Susceptibility of amphibians to chytridiomycosis is associated with MHC class II conformation

Abstract

The pathogenic chytrid fungus Batrachochytrium dendrobatidis (Bd) can cause precipitous population declines in its amphibian hosts. Responses of individuals to infection vary greatly with the capacity of their immune system to respond to the pathogen. We used a combination of comparative and experimental approaches to identify major histocompatibility complex class II (MHC-II) alleles encoding molecules that foster the survival of Bd-infected amphibians. We found that Bd-resistant amphibians across four continents share common amino acids in three binding pockets of the MHC-II antigen-binding groove. Moreover, strong signals of selection acting on these specific sites were evident among all species co-existing with the pathogen. In the laboratory, we experimentally inoculated Australian tree frogs with Bd to test how each binding pocket conformation influences disease resistance. Only the conformation of MHC-II pocket 9 of surviving subjects matched those of Bd-resistant species.
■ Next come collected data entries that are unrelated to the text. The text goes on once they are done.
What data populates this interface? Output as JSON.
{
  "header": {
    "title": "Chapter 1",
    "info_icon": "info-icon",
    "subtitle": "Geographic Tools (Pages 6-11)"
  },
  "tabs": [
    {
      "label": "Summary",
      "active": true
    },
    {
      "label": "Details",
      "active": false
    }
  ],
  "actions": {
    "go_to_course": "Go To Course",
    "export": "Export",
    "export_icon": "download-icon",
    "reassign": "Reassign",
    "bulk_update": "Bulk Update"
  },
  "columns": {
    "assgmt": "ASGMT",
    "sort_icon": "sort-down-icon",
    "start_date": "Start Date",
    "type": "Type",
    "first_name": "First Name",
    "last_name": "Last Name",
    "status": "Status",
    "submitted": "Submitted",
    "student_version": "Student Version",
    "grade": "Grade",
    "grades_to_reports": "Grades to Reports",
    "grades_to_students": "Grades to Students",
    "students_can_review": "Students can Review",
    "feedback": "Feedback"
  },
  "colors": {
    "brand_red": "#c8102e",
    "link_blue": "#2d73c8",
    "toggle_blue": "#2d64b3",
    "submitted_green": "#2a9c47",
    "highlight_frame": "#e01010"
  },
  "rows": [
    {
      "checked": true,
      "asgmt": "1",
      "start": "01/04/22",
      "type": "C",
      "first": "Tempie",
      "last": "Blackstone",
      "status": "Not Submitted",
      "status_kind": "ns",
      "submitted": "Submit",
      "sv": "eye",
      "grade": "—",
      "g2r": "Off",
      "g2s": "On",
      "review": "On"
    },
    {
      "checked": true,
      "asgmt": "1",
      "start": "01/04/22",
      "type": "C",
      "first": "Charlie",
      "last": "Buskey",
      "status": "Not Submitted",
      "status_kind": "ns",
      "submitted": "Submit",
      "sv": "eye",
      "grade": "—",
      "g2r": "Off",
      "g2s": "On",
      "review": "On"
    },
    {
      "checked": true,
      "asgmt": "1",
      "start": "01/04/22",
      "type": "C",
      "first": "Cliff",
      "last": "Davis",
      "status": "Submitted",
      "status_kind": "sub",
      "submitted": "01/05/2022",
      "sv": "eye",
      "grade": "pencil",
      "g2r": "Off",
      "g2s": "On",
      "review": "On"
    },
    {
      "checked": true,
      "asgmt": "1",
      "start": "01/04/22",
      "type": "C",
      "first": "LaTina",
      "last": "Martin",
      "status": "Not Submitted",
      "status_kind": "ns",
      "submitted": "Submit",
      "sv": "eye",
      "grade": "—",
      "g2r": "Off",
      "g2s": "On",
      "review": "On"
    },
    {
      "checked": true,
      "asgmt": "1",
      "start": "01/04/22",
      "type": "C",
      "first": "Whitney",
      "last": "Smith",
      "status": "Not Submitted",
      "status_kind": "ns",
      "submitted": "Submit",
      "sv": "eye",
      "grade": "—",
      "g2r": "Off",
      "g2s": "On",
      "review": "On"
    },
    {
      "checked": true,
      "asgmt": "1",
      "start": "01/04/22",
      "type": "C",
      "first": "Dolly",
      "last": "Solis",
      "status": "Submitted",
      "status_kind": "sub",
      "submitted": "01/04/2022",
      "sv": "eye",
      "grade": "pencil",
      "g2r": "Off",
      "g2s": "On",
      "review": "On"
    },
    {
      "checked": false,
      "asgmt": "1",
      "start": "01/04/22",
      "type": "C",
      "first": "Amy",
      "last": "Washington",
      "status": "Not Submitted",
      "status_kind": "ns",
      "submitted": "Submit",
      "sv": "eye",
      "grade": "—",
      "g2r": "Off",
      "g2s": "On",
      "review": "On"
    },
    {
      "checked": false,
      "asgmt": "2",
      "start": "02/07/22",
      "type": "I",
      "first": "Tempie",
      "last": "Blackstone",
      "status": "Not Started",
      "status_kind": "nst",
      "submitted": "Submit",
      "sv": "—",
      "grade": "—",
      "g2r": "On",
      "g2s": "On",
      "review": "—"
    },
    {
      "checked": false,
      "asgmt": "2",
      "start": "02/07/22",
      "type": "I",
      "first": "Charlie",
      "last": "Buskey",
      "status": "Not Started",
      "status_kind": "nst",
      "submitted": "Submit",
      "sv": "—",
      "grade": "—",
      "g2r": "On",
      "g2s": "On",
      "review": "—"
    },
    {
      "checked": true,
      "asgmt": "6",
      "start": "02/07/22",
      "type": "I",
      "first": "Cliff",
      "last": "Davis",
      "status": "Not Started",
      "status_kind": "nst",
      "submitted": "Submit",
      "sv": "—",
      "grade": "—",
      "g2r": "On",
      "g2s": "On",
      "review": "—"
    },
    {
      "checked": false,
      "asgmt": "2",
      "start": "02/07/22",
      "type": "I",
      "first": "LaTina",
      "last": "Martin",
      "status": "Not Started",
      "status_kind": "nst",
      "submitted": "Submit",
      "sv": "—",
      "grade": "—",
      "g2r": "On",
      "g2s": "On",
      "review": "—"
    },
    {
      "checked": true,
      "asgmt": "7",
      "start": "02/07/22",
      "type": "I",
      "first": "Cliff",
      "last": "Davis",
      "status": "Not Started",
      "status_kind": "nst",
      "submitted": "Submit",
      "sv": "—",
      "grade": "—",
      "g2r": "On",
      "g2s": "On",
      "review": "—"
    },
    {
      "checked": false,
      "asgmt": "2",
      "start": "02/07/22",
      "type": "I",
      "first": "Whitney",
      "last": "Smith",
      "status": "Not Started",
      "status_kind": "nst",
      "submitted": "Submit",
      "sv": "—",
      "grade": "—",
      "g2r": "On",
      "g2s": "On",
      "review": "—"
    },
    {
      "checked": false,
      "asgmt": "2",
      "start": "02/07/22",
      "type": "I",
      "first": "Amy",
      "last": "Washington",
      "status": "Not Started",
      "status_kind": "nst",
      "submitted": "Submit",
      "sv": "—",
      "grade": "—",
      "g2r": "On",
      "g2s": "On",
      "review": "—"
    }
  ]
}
This MHC-II conformation thus may determine amphibian resistance to Bd, although other MHC-II binding pockets also may contribute to resistance. Rescuing amphibian biodiversity will depend on our understanding of amphibian immune defence mechanisms against Bd. The identification of adaptive genetic markers for Bd resistance represents an important step forward towards that goal.
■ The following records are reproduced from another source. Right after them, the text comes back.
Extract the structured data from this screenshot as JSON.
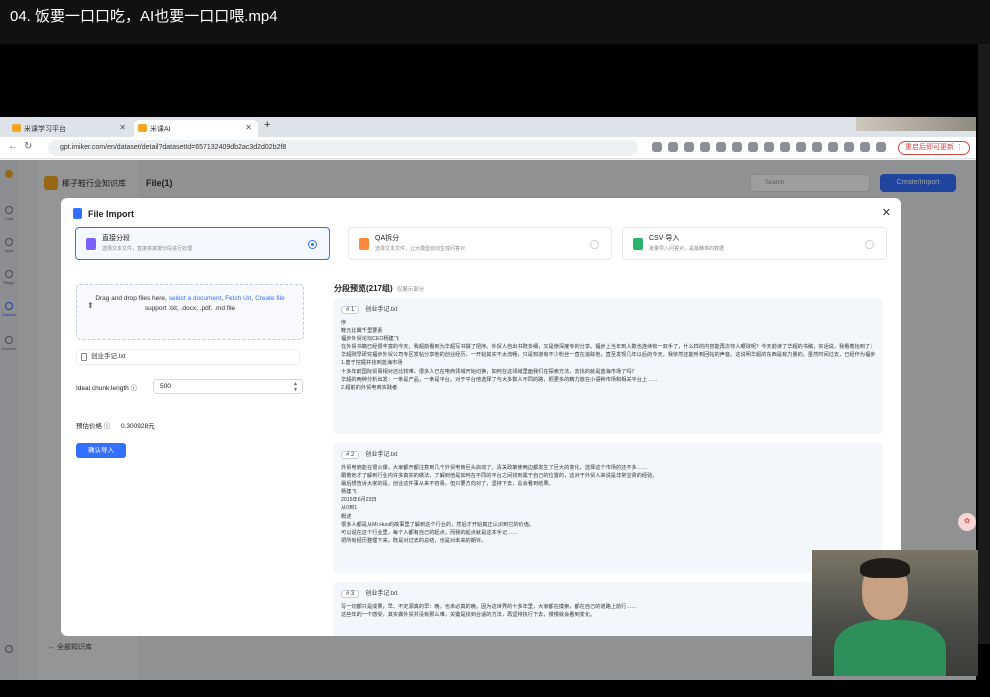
{
  "player": {
    "title": "04. 饭要一口口吃，AI也要一口口喂.mp4"
  },
  "browser": {
    "tabs": [
      {
        "label": "米课学习平台"
      },
      {
        "label": "米课AI"
      }
    ],
    "url": "gpt.imiker.com/en/dataset/detail?datasetId=657132409db2ac3d2d02b2f8",
    "update_label": "重启后即可更新 ⋮"
  },
  "app": {
    "kb_name": "椰子鞋行业知识库",
    "header_title": "File(1)",
    "search_placeholder": "Search",
    "create_label": "Create/Import",
    "all_kb_label": "全部知识库",
    "rail": [
      "Chat",
      "Apps",
      "Plugin",
      "Dataset",
      "Account"
    ]
  },
  "modal": {
    "title": "File Import",
    "modes": [
      {
        "title": "直接分段",
        "desc": "选择文本文件，直接将其按分段进行处理",
        "color": "#7b61ff"
      },
      {
        "title": "QA拆分",
        "desc": "选择文本文件，让大模型自动生成问答对",
        "color": "#ff8a3d"
      },
      {
        "title": "CSV 导入",
        "desc": "批量导入问答对，是最精准的数据",
        "color": "#2fb36b"
      }
    ],
    "drop": {
      "line1_prefix": "Drag and drop files here, ",
      "link1": "select a document",
      "sep": ", ",
      "link2": "Fetch Url",
      "link3": "Create file",
      "support": "support .txt, .docx, .pdf, .md file"
    },
    "file_name": "创业手记.txt",
    "chunk_label": "Ideal chunk length ⓘ",
    "chunk_value": "500",
    "price_label": "预估价格 ⓘ",
    "price_value": "0.300928元",
    "confirm_label": "确认导入",
    "preview": {
      "title": "分段预览(217组)",
      "subtitle": "仅展示部分",
      "chunks": [
        {
          "no": "# 1",
          "file": "创业手记.txt",
          "lines": [
            "序",
            "鞋元比翼千里要素",
            "福步外贸论坛CEO杨建飞",
            "在外贸书籍已经很丰富的今天，我超前看到为华超写书撰了把序。外贸人自出书既多细，又是使深度专的分享。福步上当年到人数也连续有一双手了，什么样的内容能再次夺人眼球呢？今天前读了华超的书稿，实话说，我看着抬到了：书中华超讲述了自己的创业经历，和大家分享了他如何华贸人生，值得外贸人一读。",
            "华超刚早研究福步外贸公司专区发帖分享他的创业经历，一开始其实不太流畅，只是知道有不少粉丝一直在追踪他，直至发现几年以后的今天，我依然还能听到回帖的声音。这说明华超的东西是有力量的。虽然时间过去，已经作为福步多年的作家和版主的华超，他依然在分享他的学习下去的……",
            "1.善于挖掘并找到蓝海市场",
            "十多年前国际贸易相对还比较难，很多人已在电商领域开始切换，如何在这领域里面我们在探索方法，去找的就是蓝海市场了吗？",
            "华超的两种分析出发：一条是产品，一条是平台。对于平台他选择了与大多数人不同的路，把更多的精力放在小语种市场和相关平台上……",
            "2.超前的外贸电商实践者"
          ]
        },
        {
          "no": "# 2",
          "file": "创业手记.txt",
          "lines": [
            "外贸电商能在很火爆，大家都开都注意到几个外贸电商巨头启动了，清关政策使两边都发生了巨大的变化，选择这个市场的还不多……",
            "跟着他才了解到行业内许多真实的做法，了解到他是如何在不同的平台之间找到属于自己的位置的，这对于外贸人来说是非常宝贵的经验。",
            "最后想告诉大家的是，创业这件事从来不容易，但只要方向对了，坚持下去，总会看到结果。",
            "杨建飞",
            "2015年6月23日",
            "从0到1",
            "概述",
            "很多人都是从Mr.Huo的故事里了解到这个行业的，然后才开始真正认识到它的价值。",
            "可以说在这个行业里，每个人都有自己的起点，而我的起点就是这本手记……",
            "把所有经历整理下来，既是对过去的总结，也是对未来的期许。"
          ]
        },
        {
          "no": "# 3",
          "file": "创业手记.txt",
          "lines": [
            "写一切都只是成果，早、不定源真的早：晚，也未必真的晚。因为这世界的十多年里，大家都在摸索，都在自己的道路上前行……",
            "这些年的一个感受，其实做外贸并没有那么难，关键是找到合适的方法，再坚持执行下去，慢慢就会看到变化。"
          ]
        }
      ]
    }
  }
}
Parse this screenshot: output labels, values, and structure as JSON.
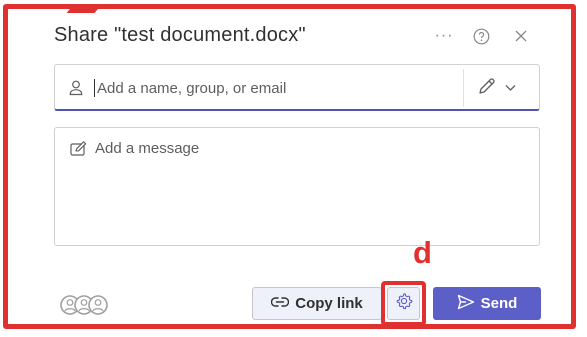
{
  "dialog": {
    "title": "Share \"test document.docx\"",
    "more_icon": "more-horizontal-icon",
    "help_icon": "help-icon",
    "close_icon": "close-icon"
  },
  "recipients": {
    "placeholder": "Add a name, group, or email",
    "person_icon": "person-icon",
    "permission_icon": "pencil-edit-icon",
    "permission_dropdown_icon": "chevron-down-icon"
  },
  "message": {
    "placeholder": "Add a message",
    "icon": "message-edit-icon"
  },
  "footer": {
    "copy_link_label": "Copy link",
    "copy_link_icon": "link-icon",
    "settings_icon": "gear-icon",
    "send_label": "Send",
    "send_icon": "send-icon",
    "avatars_icon": "people-avatars-icon"
  },
  "annotation": {
    "label": "d",
    "color": "#e03131"
  },
  "colors": {
    "accent": "#5b5fc7",
    "secondary_button_bg": "#eef0fa",
    "text": "#323130",
    "annotation": "#e03131"
  }
}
Keywords: conservation; disease resistance; emerging infectious disease; major histocompatibility complex; peptide-binding domain; pocket residue.

Figure 1.

Alignment of the β1 domain of the MHC class II in amphibians illustrating peptide-binding residues. Each sequence in the alignment represents a consensus sequence grouping alleles isolated in a species, or in a subgroup within species. Susceptibility of each was determined by experimental infections or field observation of Bd-associated population declines. Positions encoding amino acids similar to Bd-resistant Bufo gargarizans are represented by a dot. Variable positions in consensus sequences are represented by the most frequent amino acid in the group (lower case letters). Dashes indicate missing data. Peptide-binding residues are highlighted in colours, as denoted, to indicate their association with pockets of the MHC peptide-binding groove. Bd-resistant Litoria verreauxii alpina (Livea-R), Bd-susceptible L. v. alpina (Livea-S), Bufo gargarizans (Buga), Bombina orientalis (Boor), Bombina bombina (Bobo), Bombina variegata (Bova), Bombina pachypus (Bopa), Bufo bufo (Bubu), Bufo [Epidalea] calamita (Buca), Rana [Lithobates] yavapaiensis (Raya), Rana [Lithobates] catesbeiana (Raca), susceptible Rana spp. (sRana) including Rana [Lithobates] clamitans, R. pipiens, R. [Lithobates] sylvatica, R. [Lithobates] warszewitschii and Rana temporaria, Alytes obstetricans (Alob), Xenopus laevis (Xela), Andrias davidianus (Anda), Ambystoma mexicanum and A. tigrinum (Anme/Amti). Raya-Q, allele from Rana [Lithobates] yavapaiensis associated with Bd resistance. The complete alignment with all MHC-II β1 included in the study is available in the electronic supplementary material.

Figure 2.

Experimental infection of L. v. alpina frogs from populations with varied Bd infection histories. (a) Survival curves for captive-reared frogs from two historically infected sites (A and B) and an uninfected site (C) in Kosciuszko National Park, Australia, experimentally infected with a virulent Bd culture. (b) Mean infection intensity as a function of time since Bd inoculation for those subjects that survived five weeks or less, eight weeks, or through the duration of the 12-week experiment. These results include the weekly swabs from up to 30 frogs from each site, selected by stratified random sampling based on days survived. Infection intensity is given in log-transformed ZSE. Error bars represent 95% confidence intervals.

Figure 3.

Association of the MHC class II β1 domain with survival to Bd in L. v. alpina. (a) Frequency of MHC class II β1 alleles (Livea) in subjects that survived (red) and succumbed (blue) to experimental infection by Bd, indicating alleles encoding the P9 and P6 pocket compositions most frequent in Bd-resistant amphibians; frequency of individuals with two (2/2), one (1/2) or no (0/2) MHC-II β1 alleles with the specific P9 residue composition. (b) Survival curves for individuals during the course of the Bd infection experiment with respect to the presence of the specific P9 pocket residue composition in two (2/2), one (1/2) or none (0/2) of their two MHC-II β1 domains.